In economic terms though our policy is stupid. All countries tend to have a more generous immigration policy with its neighbours to facilitate work, travel and living, because like trade, immigration is often local ie just under half of our immigration came from Europe and the rest from everywhere else.

With the former colonies you had economic and cultural ties which tended to push immigration, just as say France had with Algeria.
What are these practical barriers?
 
Slightly more chance actually, given the visa system previously given out. She wouldn’t have had much chance getting a tier one visa previously.

Regarding the French nurse, the point is to reduce numbers but make them more specific, so yes of course EU migrants have less chance.
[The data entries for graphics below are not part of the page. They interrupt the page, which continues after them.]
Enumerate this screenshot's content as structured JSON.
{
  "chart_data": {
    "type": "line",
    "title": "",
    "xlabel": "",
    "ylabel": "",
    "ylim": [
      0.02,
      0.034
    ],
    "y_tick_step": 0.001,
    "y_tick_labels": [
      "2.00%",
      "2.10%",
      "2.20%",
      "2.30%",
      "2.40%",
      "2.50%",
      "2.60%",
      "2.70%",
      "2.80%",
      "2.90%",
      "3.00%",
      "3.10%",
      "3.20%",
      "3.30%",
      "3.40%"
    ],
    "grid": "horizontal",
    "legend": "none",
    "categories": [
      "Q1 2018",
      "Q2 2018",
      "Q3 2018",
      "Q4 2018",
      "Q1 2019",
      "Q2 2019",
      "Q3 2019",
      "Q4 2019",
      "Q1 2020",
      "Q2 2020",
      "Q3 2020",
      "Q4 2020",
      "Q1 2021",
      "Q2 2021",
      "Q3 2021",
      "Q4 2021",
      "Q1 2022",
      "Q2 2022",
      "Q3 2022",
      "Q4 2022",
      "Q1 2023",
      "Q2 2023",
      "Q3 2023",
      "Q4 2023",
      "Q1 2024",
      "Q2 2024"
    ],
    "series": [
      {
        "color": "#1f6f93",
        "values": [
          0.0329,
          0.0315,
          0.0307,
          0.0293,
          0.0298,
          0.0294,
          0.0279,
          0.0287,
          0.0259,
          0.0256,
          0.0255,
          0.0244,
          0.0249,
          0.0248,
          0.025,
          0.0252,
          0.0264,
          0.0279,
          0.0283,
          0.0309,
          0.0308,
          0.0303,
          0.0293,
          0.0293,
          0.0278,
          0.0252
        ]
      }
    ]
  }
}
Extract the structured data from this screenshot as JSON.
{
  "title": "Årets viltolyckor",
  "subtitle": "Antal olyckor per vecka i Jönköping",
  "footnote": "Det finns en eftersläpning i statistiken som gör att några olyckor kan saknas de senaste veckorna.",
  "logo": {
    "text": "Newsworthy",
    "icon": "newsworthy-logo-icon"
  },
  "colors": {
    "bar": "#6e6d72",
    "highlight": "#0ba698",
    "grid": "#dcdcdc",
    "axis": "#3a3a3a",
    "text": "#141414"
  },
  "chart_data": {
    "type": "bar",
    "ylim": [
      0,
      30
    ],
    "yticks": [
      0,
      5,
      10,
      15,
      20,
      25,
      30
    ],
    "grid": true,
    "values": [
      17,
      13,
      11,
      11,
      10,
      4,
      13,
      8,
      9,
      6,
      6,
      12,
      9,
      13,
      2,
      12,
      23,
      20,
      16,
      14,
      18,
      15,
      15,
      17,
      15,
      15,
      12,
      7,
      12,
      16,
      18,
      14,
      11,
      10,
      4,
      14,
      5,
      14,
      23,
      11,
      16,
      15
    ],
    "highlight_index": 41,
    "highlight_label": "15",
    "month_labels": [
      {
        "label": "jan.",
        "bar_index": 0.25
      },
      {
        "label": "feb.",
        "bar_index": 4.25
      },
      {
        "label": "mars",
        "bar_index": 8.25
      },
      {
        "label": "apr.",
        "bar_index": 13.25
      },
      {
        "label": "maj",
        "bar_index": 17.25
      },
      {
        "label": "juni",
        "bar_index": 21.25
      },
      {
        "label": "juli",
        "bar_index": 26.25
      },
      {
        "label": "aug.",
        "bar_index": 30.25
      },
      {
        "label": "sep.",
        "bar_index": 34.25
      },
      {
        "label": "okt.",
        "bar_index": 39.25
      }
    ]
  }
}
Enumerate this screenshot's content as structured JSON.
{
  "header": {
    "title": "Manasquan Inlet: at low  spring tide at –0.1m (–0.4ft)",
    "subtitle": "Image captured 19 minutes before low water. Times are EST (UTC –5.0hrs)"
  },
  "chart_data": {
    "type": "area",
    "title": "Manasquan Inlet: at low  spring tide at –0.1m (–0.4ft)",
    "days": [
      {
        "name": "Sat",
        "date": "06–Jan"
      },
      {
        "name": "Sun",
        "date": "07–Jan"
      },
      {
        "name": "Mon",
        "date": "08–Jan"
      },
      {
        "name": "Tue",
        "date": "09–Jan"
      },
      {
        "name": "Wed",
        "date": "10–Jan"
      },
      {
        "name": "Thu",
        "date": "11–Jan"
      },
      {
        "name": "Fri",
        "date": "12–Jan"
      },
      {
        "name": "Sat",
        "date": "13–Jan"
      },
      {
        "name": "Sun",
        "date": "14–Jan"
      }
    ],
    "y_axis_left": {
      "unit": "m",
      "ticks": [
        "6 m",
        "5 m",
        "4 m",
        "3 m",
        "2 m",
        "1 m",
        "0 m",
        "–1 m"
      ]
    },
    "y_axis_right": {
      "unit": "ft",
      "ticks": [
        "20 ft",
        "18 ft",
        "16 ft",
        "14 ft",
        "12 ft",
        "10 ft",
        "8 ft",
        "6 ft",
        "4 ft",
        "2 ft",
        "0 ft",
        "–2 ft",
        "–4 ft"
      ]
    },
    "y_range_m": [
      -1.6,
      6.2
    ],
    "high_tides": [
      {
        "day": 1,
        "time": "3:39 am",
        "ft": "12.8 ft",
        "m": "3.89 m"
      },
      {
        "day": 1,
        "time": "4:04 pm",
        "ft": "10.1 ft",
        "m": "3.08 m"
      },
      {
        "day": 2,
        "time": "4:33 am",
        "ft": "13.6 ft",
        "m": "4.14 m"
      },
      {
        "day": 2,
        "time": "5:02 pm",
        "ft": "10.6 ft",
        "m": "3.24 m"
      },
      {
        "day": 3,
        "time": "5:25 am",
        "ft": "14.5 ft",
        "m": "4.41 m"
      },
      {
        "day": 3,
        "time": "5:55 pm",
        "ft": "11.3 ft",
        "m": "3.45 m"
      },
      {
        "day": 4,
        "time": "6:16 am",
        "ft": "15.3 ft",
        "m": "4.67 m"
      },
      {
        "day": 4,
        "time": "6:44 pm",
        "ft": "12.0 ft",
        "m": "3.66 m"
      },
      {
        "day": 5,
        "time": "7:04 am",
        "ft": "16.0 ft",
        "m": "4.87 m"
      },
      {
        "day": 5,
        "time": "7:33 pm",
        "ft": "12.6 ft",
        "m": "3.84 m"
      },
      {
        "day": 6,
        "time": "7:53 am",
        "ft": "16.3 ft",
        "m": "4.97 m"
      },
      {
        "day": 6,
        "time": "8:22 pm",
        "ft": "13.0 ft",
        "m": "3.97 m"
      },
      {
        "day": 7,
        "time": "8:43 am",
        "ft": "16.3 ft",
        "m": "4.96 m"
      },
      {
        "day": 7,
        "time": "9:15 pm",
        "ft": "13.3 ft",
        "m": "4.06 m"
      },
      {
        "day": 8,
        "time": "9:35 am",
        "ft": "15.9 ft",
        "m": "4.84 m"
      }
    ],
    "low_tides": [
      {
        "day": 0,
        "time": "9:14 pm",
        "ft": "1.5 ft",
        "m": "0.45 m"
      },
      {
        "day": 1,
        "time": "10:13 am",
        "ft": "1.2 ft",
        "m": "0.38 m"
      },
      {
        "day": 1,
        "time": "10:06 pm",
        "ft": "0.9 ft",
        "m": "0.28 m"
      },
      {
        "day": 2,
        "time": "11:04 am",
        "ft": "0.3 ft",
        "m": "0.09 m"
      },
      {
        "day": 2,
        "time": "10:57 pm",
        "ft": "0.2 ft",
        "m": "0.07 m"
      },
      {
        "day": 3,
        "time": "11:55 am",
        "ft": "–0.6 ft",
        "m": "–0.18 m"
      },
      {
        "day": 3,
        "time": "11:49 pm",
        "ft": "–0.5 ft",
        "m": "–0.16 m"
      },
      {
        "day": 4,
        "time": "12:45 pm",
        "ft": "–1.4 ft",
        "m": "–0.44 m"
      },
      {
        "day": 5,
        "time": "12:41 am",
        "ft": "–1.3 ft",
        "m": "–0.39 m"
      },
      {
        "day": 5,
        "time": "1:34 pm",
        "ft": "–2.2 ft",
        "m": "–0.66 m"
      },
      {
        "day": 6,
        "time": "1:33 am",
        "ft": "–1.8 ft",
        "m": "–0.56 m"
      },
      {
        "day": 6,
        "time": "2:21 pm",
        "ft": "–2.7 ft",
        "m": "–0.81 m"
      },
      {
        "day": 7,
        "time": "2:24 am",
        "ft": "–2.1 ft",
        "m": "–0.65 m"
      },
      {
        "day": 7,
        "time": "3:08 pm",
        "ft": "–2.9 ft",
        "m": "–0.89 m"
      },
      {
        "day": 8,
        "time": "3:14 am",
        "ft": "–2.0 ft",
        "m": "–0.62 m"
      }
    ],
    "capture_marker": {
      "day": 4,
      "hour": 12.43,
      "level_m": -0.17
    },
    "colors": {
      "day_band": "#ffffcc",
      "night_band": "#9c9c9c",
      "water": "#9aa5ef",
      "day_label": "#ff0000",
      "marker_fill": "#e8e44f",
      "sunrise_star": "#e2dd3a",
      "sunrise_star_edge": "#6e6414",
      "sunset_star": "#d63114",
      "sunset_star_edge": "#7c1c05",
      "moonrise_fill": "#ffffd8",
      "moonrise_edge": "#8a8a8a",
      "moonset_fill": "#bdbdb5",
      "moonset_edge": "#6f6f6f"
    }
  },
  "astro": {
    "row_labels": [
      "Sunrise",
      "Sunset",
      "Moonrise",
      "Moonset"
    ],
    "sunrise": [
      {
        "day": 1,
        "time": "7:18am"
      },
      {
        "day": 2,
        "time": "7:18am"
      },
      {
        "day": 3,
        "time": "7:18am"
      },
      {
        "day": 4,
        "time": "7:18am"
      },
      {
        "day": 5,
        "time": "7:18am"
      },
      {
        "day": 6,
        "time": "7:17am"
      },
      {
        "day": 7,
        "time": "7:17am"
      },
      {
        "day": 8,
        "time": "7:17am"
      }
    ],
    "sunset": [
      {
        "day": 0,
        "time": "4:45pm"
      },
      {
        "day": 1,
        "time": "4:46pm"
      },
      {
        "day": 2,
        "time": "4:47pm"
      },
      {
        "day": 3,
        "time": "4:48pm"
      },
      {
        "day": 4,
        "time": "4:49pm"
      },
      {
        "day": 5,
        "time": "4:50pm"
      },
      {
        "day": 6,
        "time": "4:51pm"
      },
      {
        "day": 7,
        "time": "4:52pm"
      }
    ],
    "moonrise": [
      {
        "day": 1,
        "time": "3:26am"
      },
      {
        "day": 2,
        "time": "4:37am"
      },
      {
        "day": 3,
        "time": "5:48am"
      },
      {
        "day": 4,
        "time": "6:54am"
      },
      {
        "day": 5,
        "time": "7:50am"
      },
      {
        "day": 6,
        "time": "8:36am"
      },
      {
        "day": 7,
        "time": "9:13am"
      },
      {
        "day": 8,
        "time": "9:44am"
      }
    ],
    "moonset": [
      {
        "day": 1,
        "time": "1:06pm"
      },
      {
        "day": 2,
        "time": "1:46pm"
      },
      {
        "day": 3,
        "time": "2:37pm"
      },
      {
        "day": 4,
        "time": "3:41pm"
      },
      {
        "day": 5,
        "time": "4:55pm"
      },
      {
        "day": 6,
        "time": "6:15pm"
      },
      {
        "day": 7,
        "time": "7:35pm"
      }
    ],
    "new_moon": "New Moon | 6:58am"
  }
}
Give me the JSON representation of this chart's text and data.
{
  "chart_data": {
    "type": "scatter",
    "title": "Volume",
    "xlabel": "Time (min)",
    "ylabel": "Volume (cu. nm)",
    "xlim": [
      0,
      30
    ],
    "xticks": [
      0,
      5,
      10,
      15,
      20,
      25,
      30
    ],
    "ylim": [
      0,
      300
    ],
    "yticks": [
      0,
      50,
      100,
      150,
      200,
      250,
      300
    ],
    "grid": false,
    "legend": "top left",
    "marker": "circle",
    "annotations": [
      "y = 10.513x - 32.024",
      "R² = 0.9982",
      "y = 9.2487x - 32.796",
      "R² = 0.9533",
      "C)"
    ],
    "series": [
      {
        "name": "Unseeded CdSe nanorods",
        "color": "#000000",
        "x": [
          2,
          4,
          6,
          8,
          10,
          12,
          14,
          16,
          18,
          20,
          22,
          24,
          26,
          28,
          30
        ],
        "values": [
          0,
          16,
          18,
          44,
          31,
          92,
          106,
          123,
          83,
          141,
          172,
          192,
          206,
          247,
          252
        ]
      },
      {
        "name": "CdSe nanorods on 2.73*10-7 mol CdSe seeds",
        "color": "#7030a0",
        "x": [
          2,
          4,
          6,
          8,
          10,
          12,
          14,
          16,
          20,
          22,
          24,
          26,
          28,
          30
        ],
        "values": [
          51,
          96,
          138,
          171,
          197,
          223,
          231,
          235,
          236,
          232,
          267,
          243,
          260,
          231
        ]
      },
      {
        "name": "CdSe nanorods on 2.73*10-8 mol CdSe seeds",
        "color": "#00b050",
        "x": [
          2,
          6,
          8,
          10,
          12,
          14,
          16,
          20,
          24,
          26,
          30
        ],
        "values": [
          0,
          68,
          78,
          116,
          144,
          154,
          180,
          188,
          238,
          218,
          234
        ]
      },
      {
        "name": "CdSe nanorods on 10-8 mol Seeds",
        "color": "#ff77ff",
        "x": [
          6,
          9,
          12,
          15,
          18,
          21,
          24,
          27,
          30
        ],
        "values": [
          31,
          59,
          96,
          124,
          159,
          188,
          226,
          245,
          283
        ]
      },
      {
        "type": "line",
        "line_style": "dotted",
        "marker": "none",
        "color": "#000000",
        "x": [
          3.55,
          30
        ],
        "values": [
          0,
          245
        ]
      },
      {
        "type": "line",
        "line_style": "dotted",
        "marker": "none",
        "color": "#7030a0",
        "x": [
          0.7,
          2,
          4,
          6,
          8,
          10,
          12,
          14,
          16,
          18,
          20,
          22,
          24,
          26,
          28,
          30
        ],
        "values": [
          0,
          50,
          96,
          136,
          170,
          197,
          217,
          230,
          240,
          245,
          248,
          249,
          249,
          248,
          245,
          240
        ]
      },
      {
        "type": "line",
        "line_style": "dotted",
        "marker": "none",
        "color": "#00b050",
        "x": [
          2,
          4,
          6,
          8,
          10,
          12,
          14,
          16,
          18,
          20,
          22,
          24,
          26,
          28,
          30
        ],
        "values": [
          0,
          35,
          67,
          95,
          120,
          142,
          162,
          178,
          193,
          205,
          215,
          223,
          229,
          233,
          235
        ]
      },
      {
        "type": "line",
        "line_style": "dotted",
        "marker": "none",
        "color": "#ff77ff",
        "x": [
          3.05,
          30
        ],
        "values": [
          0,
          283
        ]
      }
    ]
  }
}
Which is dumb. Especially as the converse is true. We have less chance, which bizarrely no one seems to notice.

Immigration like trade is local. Putting barriers up. Dumb.
 
Slightly more chance actually, given the visa system previously given out. She wouldn’t have had much chance getting a tier one visa previously.

Regarding the French nurse, the point is to reduce numbers but make them more specific, so yes of course EU migrants have less chance.
She/he wouldn't get a tier 1 visa now.

Do these 'more specific' roles include, porters, cleaners, auxiliary staff, drivers, trainees etc?
What are these practical barriers?
Having a spare 2 grand.
 
Which is dumb. Especially as the converse is true. We have less chance, which bizarrely no one seems to notice.

Immigration like trade is local. Putting barriers up. Dumb.
It won't stop the exodus of UK medics to Australia.
 
Does changing mean it’s not fair nor sensible? The whole point of it is that changes can be made, that’s why it’s good.

I’m genuinely intrigued to see what you don’t like about it?
It's a disincentive to EU nurses coming here, most of whom will already speak English. We have chosen to make it less attractive for medical staff we need to come and work here.
 
It won't stop the exodus of UK medics to Australia.
Yep, the new restrictions we have put on ourselves won't make a huge amount of difference for highly skilled workers where there is a global demand for those skills. For everyone else it will be a bit shit though.
 
It's a disincentive to EU nurses coming here, most of whom will already speak English. We have chosen to make it less attractive for medical staff we need to come and work here.
Not for those outside the EU and they will have to speak English to get a place here anyway.
 
I see there's already an increase in the seasonal workers allowed - but not enough say our farmers and food producers. We can't increase domestic food production with no-one to pick it, and imports will be dearer. Good work,chaps.